2018 sah es kurz so aus, als könne die SRM weitermachen. Ein Investor stellte sich vor. Der ADAC bestand laut Tomczyk auf Vertragserfüllung. Das konnte die SRM dann aber doch nicht leisten. Dass es um Geld ging, will Tomczyk nicht mehr kommentieren. Daraufhin nahm die ADAC-Zentrale den Grand Prix wieder in die Hand und gründete mit dem ADAC Sachsen eine neue Gesellschaft, die jetzt als Ausrichter auftritt. „Wir haben ein engagiertes Team, das zum Teil neue Wege geht, aber auch an Bewährtem festhält“, sagt Tomczyk. „Aber natürlich mussten wir uns auch vieles erarbeiten.“
Dabei konnte er sich der Unterstützung aus der Region fast immer sicher sein, wenn auch nicht alle mitgezogen haben. „Ich freue mich, dass ein Großteil der Anlieger den Grand Prix so unterstützt, aber es gibt auch manche, die vielleicht erst mal ein Jahr Bedenkzeit brauchen. So hoffen wir das jedenfalls.“
Einer der Unterstützer ist Thomas Hetzel, der parteilose Bürgermeister von Oberlungwitz. Als Vertreter seiner Gemeinde arbeitete er in der SRM mit. Doch auch in der Zeit nach der SRM hat er viel mit dem Motorrad-Grand-Prix zu tun. Der größte Teil des Sachsenrings liegt auf Gemeindegebiet. Als Ortspolizeibehörde mussten die Mitarbeiter im Rathaus Oberlungwitz vorab jede Menge Genehmigungen ausstellen. „Insgesamt sind wir sehr zufrieden. Es funktioniert gut“, sagt Hetzel. Bis auf „ein paar Kleinigkeiten“ habe alles geklappt. Dabei sei es zum Beispiel um die Besetzung von Kontrollstellen gegangen. „Aber da wurde immer reagiert.“
Dass sich etwas geändert hat am Sachsenring, hat auch er bemerkt. „Einige Tribünen sind weggefallen. Andere stehen anders. Das macht sich bemerkbar, aber nicht im negativen Sinn“, sagt Hetzel. Die Zuschauerresonanz sei sehr gut. Das hänge aber auch maßgeblich mit dem Wetter zusammen. „Es ist ideal, nicht zu heiß und nicht zu kalt“. Der ADAC meldet, dass in diesem Jahr 201.162 Besucher zum Grand-Prix-Wochenende gekommen sind. Zum Vergleich: 2018 waren es gut 193.000 Fans. Zu besten Zeiten kamen deutlich über 200.000 Gäste.

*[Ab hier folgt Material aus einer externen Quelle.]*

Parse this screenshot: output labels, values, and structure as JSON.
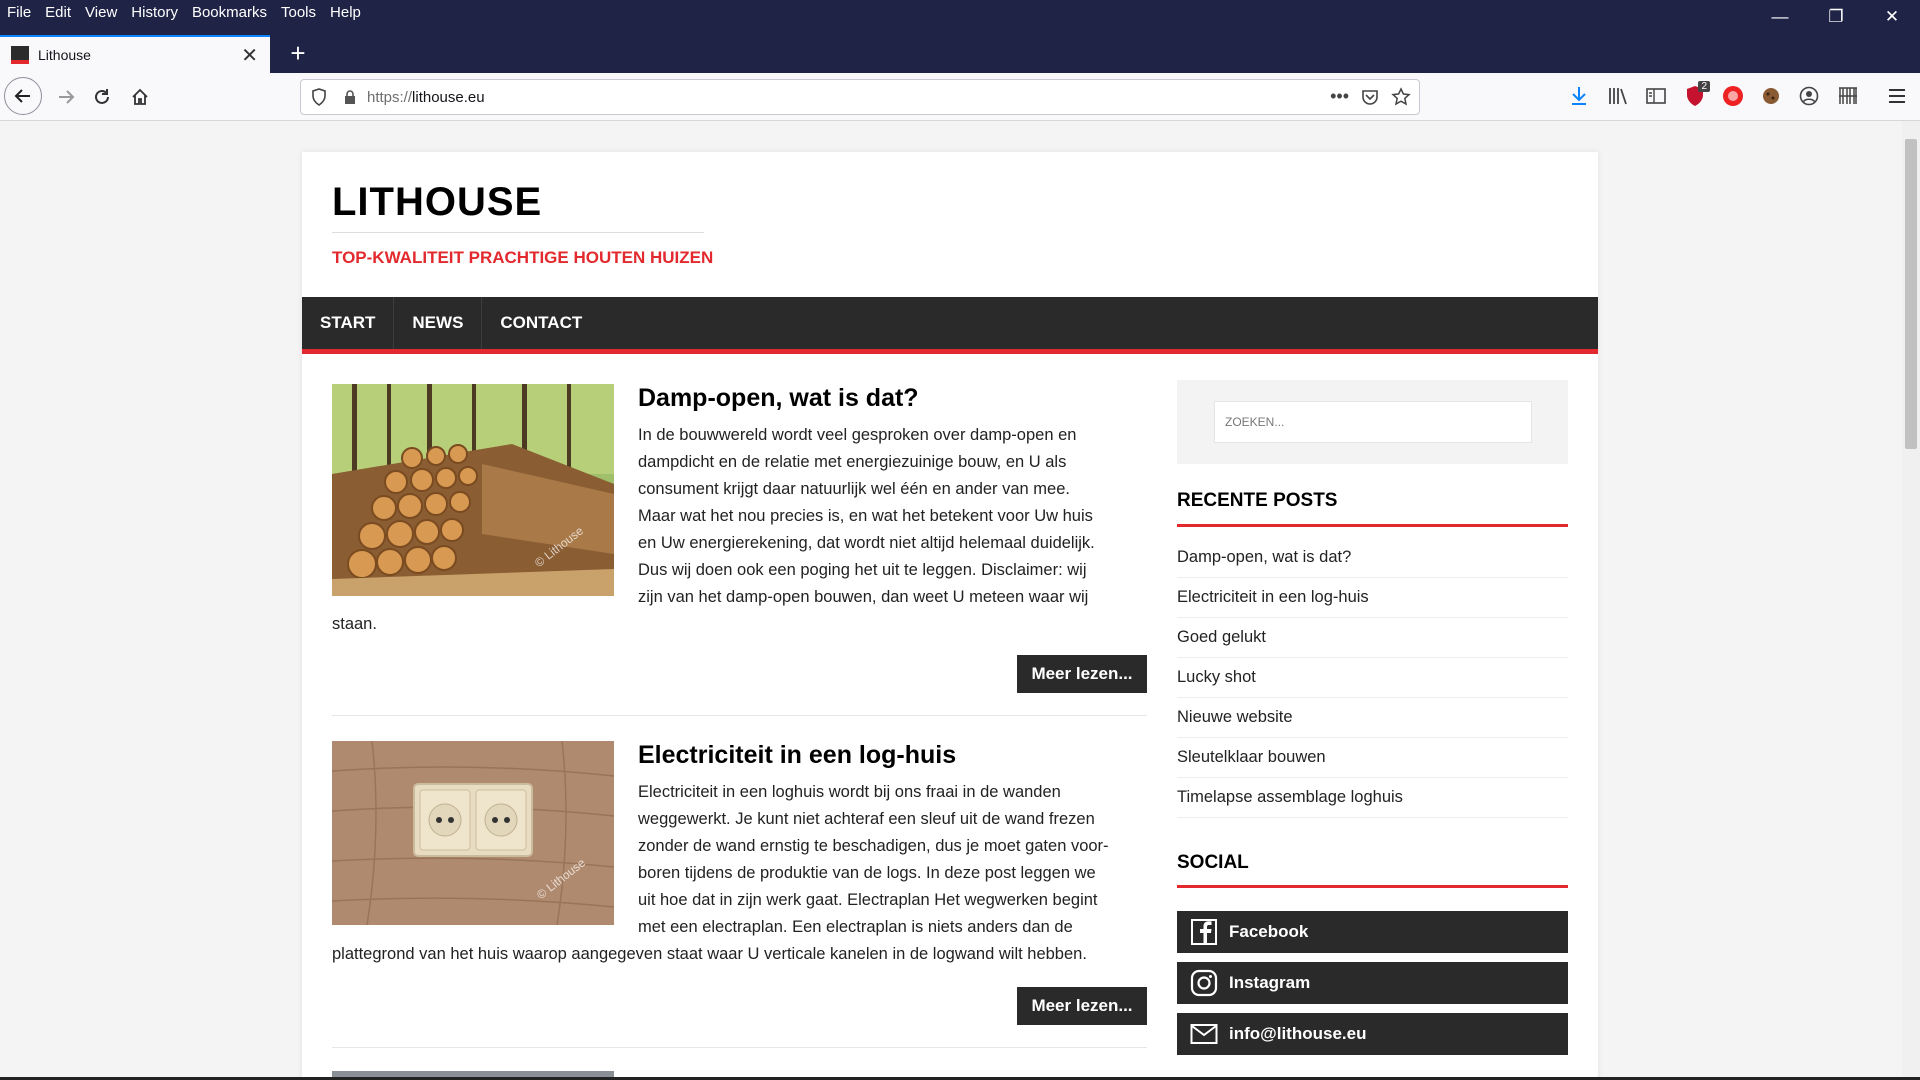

Tomczyk braucht gute Zahlen. Er rechnet mit spitzem Stift. „Wir haben hier keine permanente Rennstrecke. Deshalb ist die Veranstaltung nicht ganz einfach umzusetzen“, sagt er. „Zusätzlich werden die Anforderungen an die Sicherheit und die Infrastruktur ständig höher - ganz abgesehen davon, dass der jährliche Auf- und Abbau natürlich mehr kostet als auf einer permanenten Rennstrecke. Daher wird sich der Grand Prix trotz der vielen Zuschauer wirtschaftlich gerade mal so rechnen.“
Eine hohe Rechnung erwartet Tomczyk auch in der Zukunft vom GP-Veranstalter aus Spanien, der Dorna. Am Sonnabend haben die Verhandlungen über eine Vertragsverlängerung begonnen. „Der Grand Prix bleibt definitiv bis 2021 am Sachsenring“, sagt Tomczyk. Jetzt geht es um weitere drei oder fünf Jahre Deutschland-Grand-Prix. „Allerdings müssen die finanziellen Rahmenbedingungen passen, und da sind wir natürlich auf Unterstützung der Region und aus der Politik angewiesen.“ Was das genau heißt, sagt Tomczyk nicht.
Klar ist aber: Soll es die Großveranstaltung weiter geben, darf die Organisation vor Ort nicht teurer werden. „Die Dorna ist mit Sicherheit sehr glücklich hier“, weiß Tomczyk von den Spaniern. Das sage Dorna-Chef Carmelo Ezpeleta immer wieder. „Wenn wir uns finanziell einigen, dann hätten wir die nächsten sieben Jahre auf jeden Fall einen Grand Prix in Deutschland.“ Und glaubt man Tomczyk, dann gibt es dafür keinen besseren Ort als den Sachsenring.